I know this is a wierd thing to say and I feel bad for even writing it....but I just seem to have lost that passion to rip my H clothes off and dtd...I love him, I love our family and I love the life we have built together so what the hell is wrong with me?
Has anyone else ever felt like this? I have spoken to him about how I feel but what can he do to change my perception of him!! Its not him is it...its me!

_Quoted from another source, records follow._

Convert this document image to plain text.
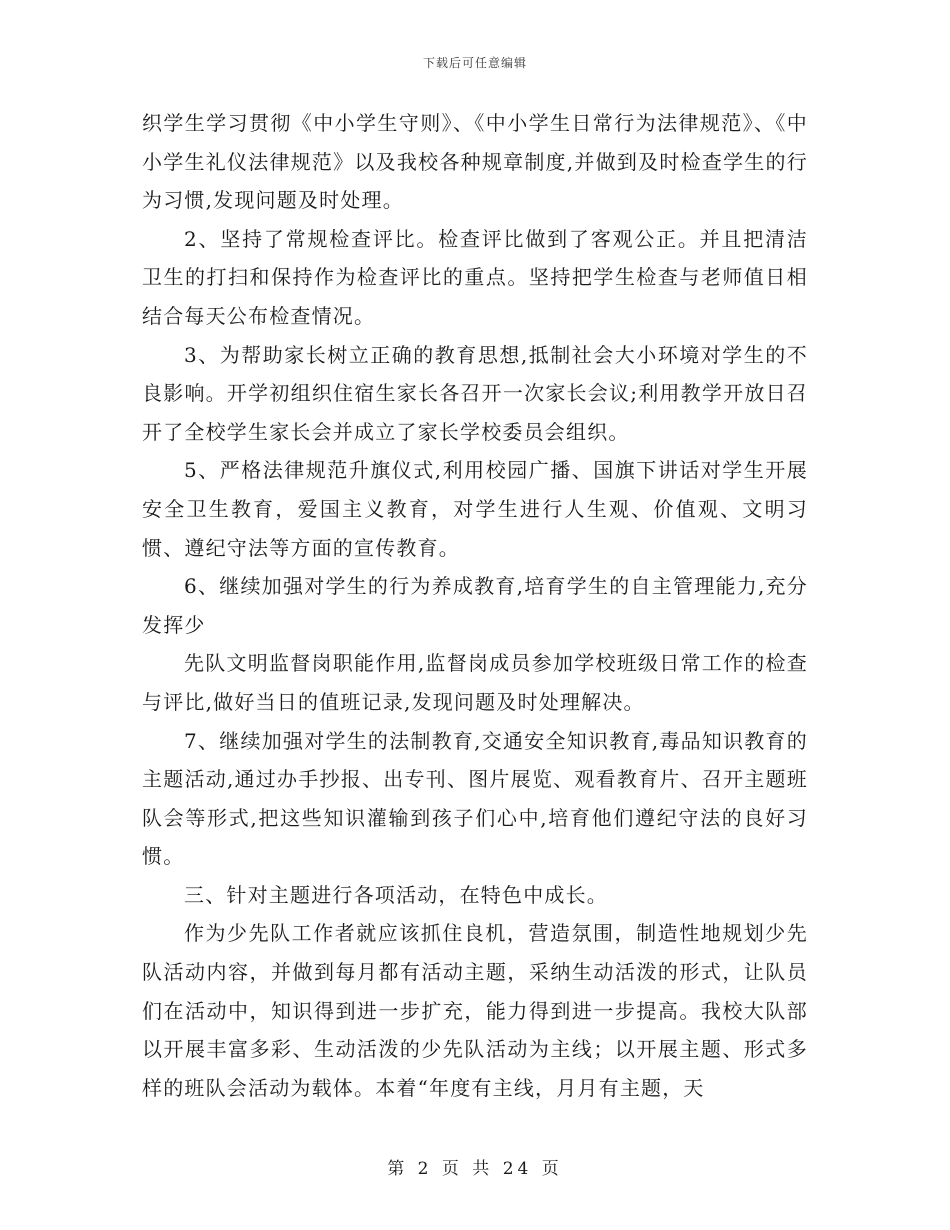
下载后可任意编辑

织学生学习贯彻《中小学生守则》、《中小学生日常行为法律规范》、《中小学生礼仪法律规范》以及我校各种规章制度,并做到及时检查学生的行为习惯,发现问题及时处理。

2、坚持了常规检查评比。检查评比做到了客观公正。并且把清洁卫生的打扫和保持作为检查评比的重点。坚持把学生检查与老师值日相结合每天公布检查情况。

3、为帮助家长树立正确的教育思想,抵制社会大小环境对学生的不良影响。开学初组织住宿生家长各召开一次家长会议;利用教学开放日召开了全校学生家长会并成立了家长学校委员会组织。

5、严格法律规范升旗仪式,利用校园广播、国旗下讲话对学生开展安全卫生教育，爱国主义教育，对学生进行人生观、价值观、文明习惯、遵纪守法等方面的宣传教育。

6、继续加强对学生的行为养成教育,培育学生的自主管理能力,充分发挥少

先队文明监督岗职能作用,监督岗成员参加学校班级日常工作的检查与评比,做好当日的值班记录,发现问题及时处理解决。

7、继续加强对学生的法制教育,交通安全知识教育,毒品知识教育的主题活动,通过办手抄报、出专刊、图片展览、观看教育片、召开主题班队会等形式,把这些知识灌输到孩子们心中,培育他们遵纪守法的良好习惯。

三、针对主题进行各项活动，在特色中成长。

作为少先队工作者就应该抓住良机，营造氛围，制造性地规划少先队活动内容，并做到每月都有活动主题，采纳生动活泼的形式，让队员们在活动中，知识得到进一步扩充，能力得到进一步提高。我校大队部以开展丰富多彩、生动活泼的少先队活动为主线；以开展主题、形式多样的班队会活动为载体。本着“年度有主线，月月有主题，天

第 2 页 共 24 页
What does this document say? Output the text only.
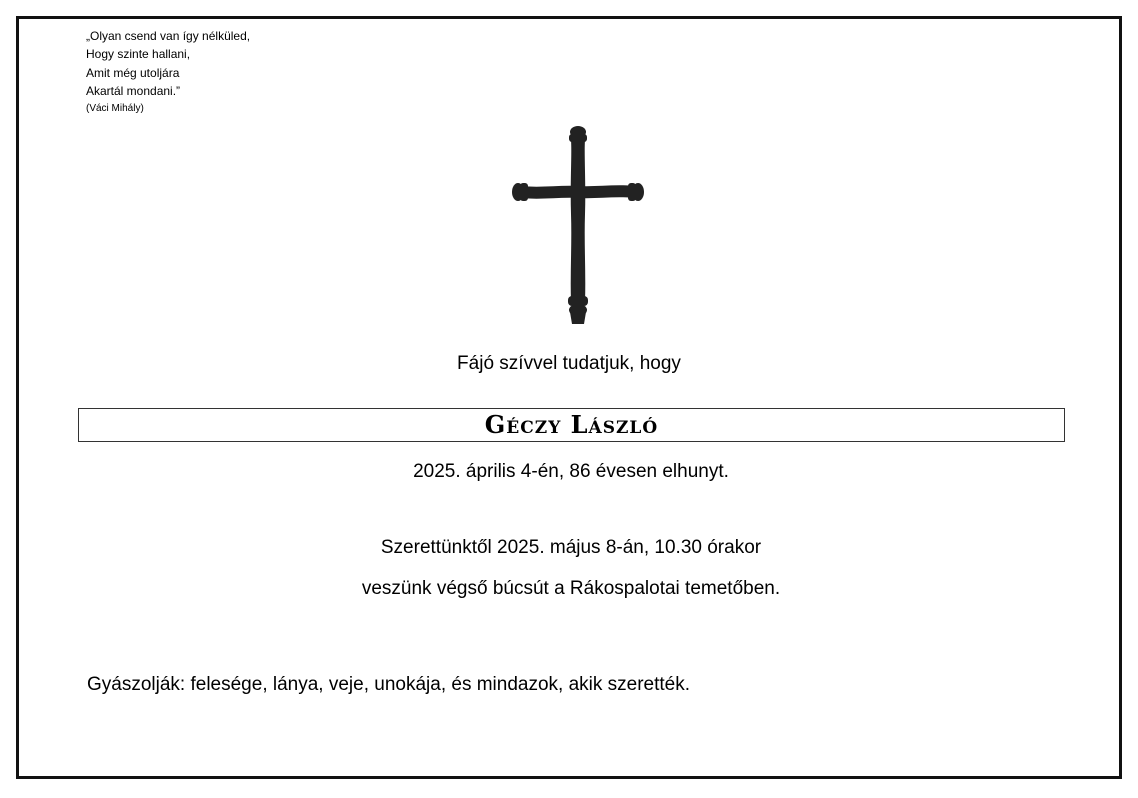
„Olyan csend van így nélküled,
Hogy szinte hallani,
Amit még utoljára
Akartál mondani.”
(Váci Mihály)
Fájó szívvel tudatjuk, hogy
Géczy László
2025. április 4-én, 86 évesen elhunyt.
Szerettünktől 2025. május 8-án, 10.30 órakor
veszünk végső búcsút a Rákospalotai temetőben.
Gyászolják: felesége, lánya, veje, unokája, és mindazok, akik szerették.
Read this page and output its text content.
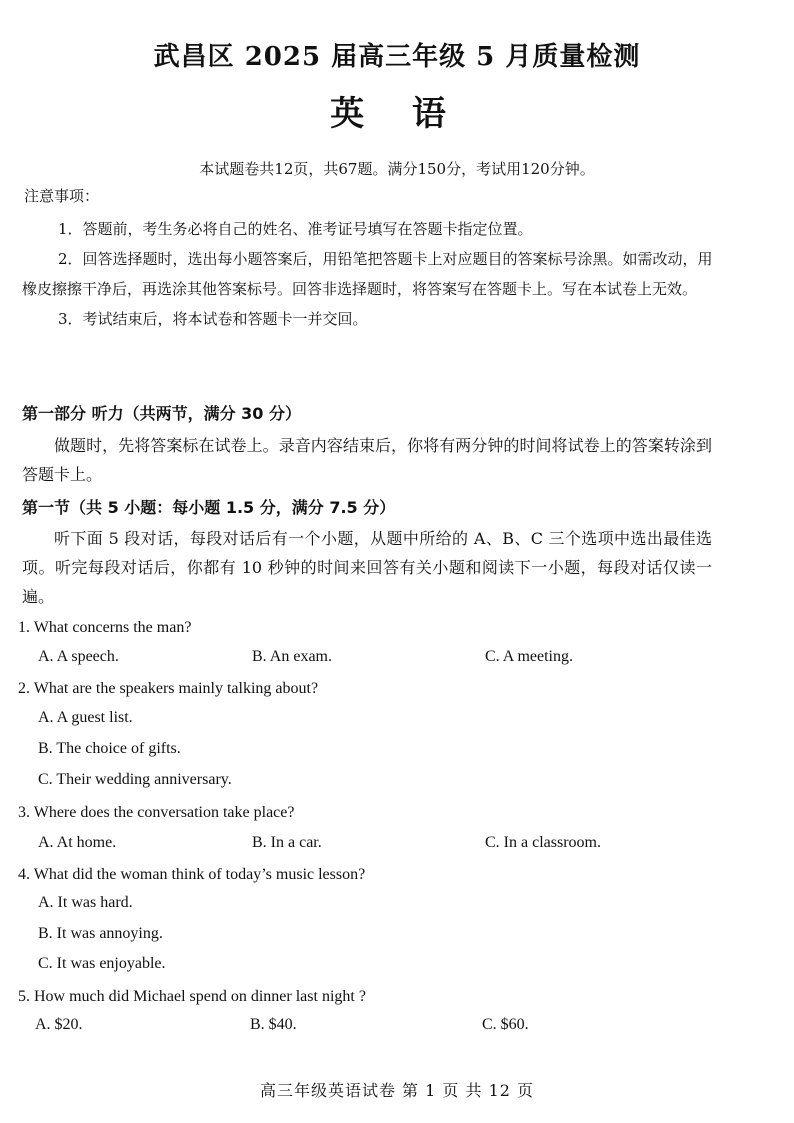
武昌区 2025 届高三年级 5 月质量检测
英 语
本试题卷共12页，共67题。满分150分，考试用120分钟。
注意事项：
1．答题前，考生务必将自己的姓名、准考证号填写在答题卡指定位置。
2．回答选择题时，选出每小题答案后，用铅笔把答题卡上对应题目的答案标号涂黑。如需改动，用橡皮擦擦干净后，再选涂其他答案标号。回答非选择题时，将答案写在答题卡上。写在本试卷上无效。
3．考试结束后，将本试卷和答题卡一并交回。
第一部分 听力（共两节，满分 30 分）
做题时，先将答案标在试卷上。录音内容结束后，你将有两分钟的时间将试卷上的答案转涂到答题卡上。
第一节（共 5 小题：每小题 1.5 分，满分 7.5 分）
听下面 5 段对话，每段对话后有一个小题，从题中所给的 A、B、C 三个选项中选出最佳选项。听完每段对话后，你都有 10 秒钟的时间来回答有关小题和阅读下一小题，每段对话仅读一遍。
1. What concerns the man?
A. A speech.	B. An exam.	C. A meeting.
2. What are the speakers mainly talking about?
A. A guest list.
B. The choice of gifts.
C. Their wedding anniversary.
3. Where does the conversation take place?
A. At home.	B. In a car.	C. In a classroom.
4. What did the woman think of today’s music lesson?
A. It was hard.
B. It was annoying.
C. It was enjoyable.
5. How much did Michael spend on dinner last night ?
A. $20.	B. $40.	C. $60.
高三年级英语试卷 第 1 页 共 12 页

Our problems seemed to start when I was pg with our 1st child - my sex drive went through the roof and his was non existent. I kept asking if it was because I was pg and he would say no, he was tired/not in the mood etc It wasn't til after I had given birth and a few months after that actually that he finally admitted that it was because I was pg but by then the damage in my head had already been done. I just wish he had been honest with me from the start cos I spent my pg feeling so unattractive to my H. However, I did get some attention from a guy at work who I had always fancied but would never have dreamt that I would do anything about until he came on to me when I went back after maternity leave and I am ashamed to say we eventually slept together. It was amazing I'm not going to lie but now it seems the damage to my marriage is irreversable and I know I only have myself to blame. My H knows nothing about what I have done and thats the way I'm keeping it for the sake of our marriage and our kids (we now have 2). H ewas exactly the same with 2nd pg but at least I knew the reason. We are aware we have problems and have talked about going to relate but we are working through them.. Despite what you may think I do love my H and I never for one minute thought I would have had been unfaithful but that is the reality of my situation.